Mas o pedido do ex-presidente traz consigo uma
incoerência gritante, uma vez que Bolsonaro, em 2018, tinha uma visão bem
diferente sobre anistia quando o tema envolvia o ex-presidente Lula. Na época,
em meio às eleições presidenciais e durante a campanha de Fernando Haddad,
candidato do PT que carregava a bandeira do “Lula Livre”, Bolsonaro foi claro e
contundente: “Se o Lula espera que o Haddad ganhe para dar a ele anistia, ele
pode tirar o cavalo da chuva. Se depender de mim, o Lula vai apodrecer na
cadeia.”
A mudança de tom é, no mínimo, curiosa. Naquele
momento, Bolsonaro defendia uma punição implacável, sem concessões, e chegou a
declarar que Lula merecia “apodrecer na cadeia.” Agora, ele pede justamente o
contrário, mas para seus próprios aliados, muitos dos quais foram capturados em
flagrante durante os atos de vandalismo que chocaram o Brasil e o mundo. Aquele
discurso duro e inflexível do passado parece ter sido substituído por um apelo
à compaixão. Será que a empatia de Bolsonaro só funciona quando lhe convém?
O presidente Lula, por sua vez, já se manifestou
sobre o tema da anistia em outras ocasiões. Lula relembrou que, quando esteve
preso, também buscou anistia, mas em circunstâncias bem distintas. Segundo ele,
“Naquele momento, minha prisão era uma questão política, e eu acreditava que a
anistia poderia corrigir uma injustiça histórica. Mas não é o caso aqui.
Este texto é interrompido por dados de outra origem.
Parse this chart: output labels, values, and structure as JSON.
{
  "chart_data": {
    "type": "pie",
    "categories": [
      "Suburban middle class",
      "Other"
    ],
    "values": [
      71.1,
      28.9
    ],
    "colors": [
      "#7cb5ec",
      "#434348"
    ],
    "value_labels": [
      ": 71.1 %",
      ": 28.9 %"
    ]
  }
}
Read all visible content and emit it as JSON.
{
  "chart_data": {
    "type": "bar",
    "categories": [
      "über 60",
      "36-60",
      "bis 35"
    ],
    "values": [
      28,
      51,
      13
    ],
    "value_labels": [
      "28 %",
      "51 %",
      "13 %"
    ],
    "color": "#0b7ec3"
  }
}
Anistia é um perdão que vem depois da condenação, e ninguém pode pedir perdão
para quem ainda nem foi condenado.”
A diferença entre os discursos é clara. Para
Lula, anistia deve ser aplicada em casos onde há uma injustiça evidente e uma
condenação já estabelecida. No caso dos envolvidos nos atos antidemocráticos de
8 de janeiro, muitos ainda aguardam julgamento e investigações estão em
andamento. Não há sequer uma condenação formal para a maioria dos envolvidos.
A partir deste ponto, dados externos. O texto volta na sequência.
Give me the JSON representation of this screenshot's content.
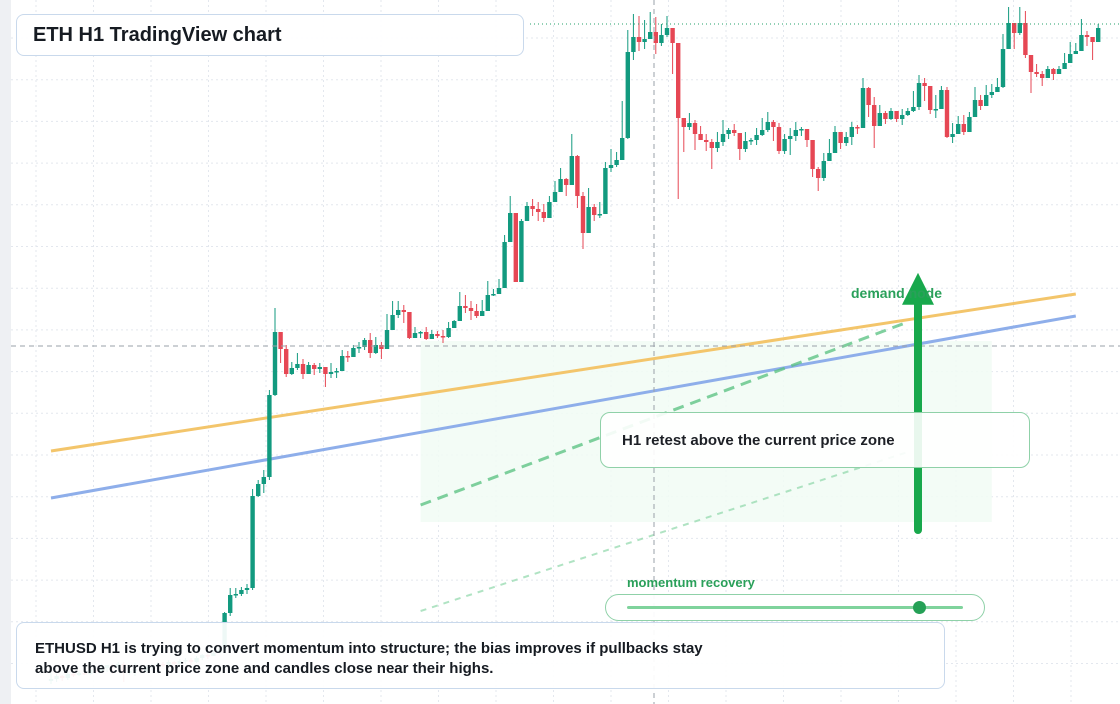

Além disso, como enfatizou o presidente, anistiar tais atos seria abrir um
perigoso precedente para que novos atentados contra a democracia se repitam
impunemente no futuro.
A tentativa de Bolsonaro de buscar anistia para
seus seguidores, ao mesmo tempo que foi inflexível com seus adversários, revela
uma incoerência difícil de ignorar. Afinal, onde está a justiça de um “bom
coração” que perdoa seus aliados, mas que queria ver seus opositores “apodrecerem
na cadeia”? Ao que tudo indica, a compaixão do ex-presidente é seletiva, e seu
pedido nada mais é do que uma tentativa de blindar seus aliados dos crimes
cometidos em pleno ataque às instituições democráticas do país.
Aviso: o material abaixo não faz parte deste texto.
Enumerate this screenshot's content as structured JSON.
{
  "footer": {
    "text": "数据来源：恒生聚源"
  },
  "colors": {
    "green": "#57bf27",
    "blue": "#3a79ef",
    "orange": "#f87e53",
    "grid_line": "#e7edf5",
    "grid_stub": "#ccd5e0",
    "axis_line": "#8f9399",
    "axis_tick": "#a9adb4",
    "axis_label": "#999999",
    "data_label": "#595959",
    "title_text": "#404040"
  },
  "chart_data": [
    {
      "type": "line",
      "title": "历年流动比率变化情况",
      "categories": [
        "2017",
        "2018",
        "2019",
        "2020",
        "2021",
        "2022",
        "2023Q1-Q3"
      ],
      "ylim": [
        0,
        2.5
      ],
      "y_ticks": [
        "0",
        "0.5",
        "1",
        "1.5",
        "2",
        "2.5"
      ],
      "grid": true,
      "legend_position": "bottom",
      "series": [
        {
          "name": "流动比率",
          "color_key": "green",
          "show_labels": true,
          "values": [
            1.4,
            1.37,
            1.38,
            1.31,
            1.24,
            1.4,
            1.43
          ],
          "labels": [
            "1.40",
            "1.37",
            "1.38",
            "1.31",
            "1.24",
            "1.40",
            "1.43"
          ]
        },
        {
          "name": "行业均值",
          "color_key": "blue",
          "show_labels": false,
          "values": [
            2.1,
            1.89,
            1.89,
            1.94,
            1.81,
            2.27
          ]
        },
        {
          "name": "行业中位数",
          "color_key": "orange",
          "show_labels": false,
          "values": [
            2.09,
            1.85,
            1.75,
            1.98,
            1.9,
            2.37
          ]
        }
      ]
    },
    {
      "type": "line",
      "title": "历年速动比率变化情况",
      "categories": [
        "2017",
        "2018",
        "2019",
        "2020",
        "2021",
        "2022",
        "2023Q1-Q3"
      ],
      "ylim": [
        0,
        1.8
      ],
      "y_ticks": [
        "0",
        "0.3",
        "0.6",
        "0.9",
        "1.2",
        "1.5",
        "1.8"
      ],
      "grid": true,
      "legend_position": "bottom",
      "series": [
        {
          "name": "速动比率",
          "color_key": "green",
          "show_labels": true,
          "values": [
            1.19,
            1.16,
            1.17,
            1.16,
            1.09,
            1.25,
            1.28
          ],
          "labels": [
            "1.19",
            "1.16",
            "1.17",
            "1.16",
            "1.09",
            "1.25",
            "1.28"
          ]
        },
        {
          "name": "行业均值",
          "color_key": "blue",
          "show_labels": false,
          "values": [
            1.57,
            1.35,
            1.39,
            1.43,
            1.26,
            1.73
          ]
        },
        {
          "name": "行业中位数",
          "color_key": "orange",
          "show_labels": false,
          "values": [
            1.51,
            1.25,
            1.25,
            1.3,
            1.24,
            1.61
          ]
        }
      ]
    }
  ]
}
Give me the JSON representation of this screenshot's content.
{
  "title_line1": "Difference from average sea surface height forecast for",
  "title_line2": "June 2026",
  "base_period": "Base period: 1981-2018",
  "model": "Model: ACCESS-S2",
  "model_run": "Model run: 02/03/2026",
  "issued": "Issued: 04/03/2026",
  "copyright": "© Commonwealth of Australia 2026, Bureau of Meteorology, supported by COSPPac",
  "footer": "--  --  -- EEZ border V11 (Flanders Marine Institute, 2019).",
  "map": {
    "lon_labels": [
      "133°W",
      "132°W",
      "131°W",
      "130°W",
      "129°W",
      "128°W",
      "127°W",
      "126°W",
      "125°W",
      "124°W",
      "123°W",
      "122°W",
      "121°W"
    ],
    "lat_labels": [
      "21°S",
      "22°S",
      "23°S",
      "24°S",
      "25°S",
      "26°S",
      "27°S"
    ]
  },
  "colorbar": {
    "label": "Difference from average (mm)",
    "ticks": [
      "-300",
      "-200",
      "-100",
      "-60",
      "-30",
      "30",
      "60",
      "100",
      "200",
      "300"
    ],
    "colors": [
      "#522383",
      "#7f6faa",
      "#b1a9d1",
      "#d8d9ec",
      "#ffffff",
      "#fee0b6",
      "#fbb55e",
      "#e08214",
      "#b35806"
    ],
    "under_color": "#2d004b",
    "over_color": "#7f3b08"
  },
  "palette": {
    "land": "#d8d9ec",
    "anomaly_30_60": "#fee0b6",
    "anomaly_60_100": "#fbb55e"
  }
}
A tentativa de Bolsonaro de buscar anistia para
seus seguidores, parece ter um interesse bem mais pessoal do que ele quer fazer
parecer. Ele sabe que qualquer responsabilização desses apoiadores pode abrir
caminho para que ele também seja julgado e condenado por incitação e apoio a
esses atos. Lembremos que durante a pandemia de covid-19, quando o Brasil viu
mais de 700 mil vidas serem ceifadas, o ex-presidente não demonstrou nem pouco
de empatia, pelo contrário, ele ironizou o sofrimento das vítimas, chegando a
imitar pessoas que lutavam para respirar. A “anistia” que ele pede agora é, na
verdade, uma tentativa de autopreservação; a compaixão para ele é uma questão
de conveniência, e não de princípio.
A verdade é que quem cometeu crimes em 8 de
janeiro deve pagar por seus atos. Não se trata de um ato de “bom coração” ou de
“perdão cristão”, mas de responsabilidade com o Estado Democrático de Direito e
com a população brasileira, que merece ver a lei sendo aplicada igualmente para
todos. A anistia neste contexto, como quer Bolsonaro, seria um desastre para a
democracia, uma verdadeira carta branca para novos atos de violência e
desrespeito às instituições.
Para garantir que o Brasil avance como uma nação
democrática e justa, é essencial que aqueles que incitaram e participaram de
ações violentas sejam responsabilizados. Anistia? Só depois que a justiça fizer
seu trabalho, e mesmo assim, apenas se houver um verdadeiro motivo para tal.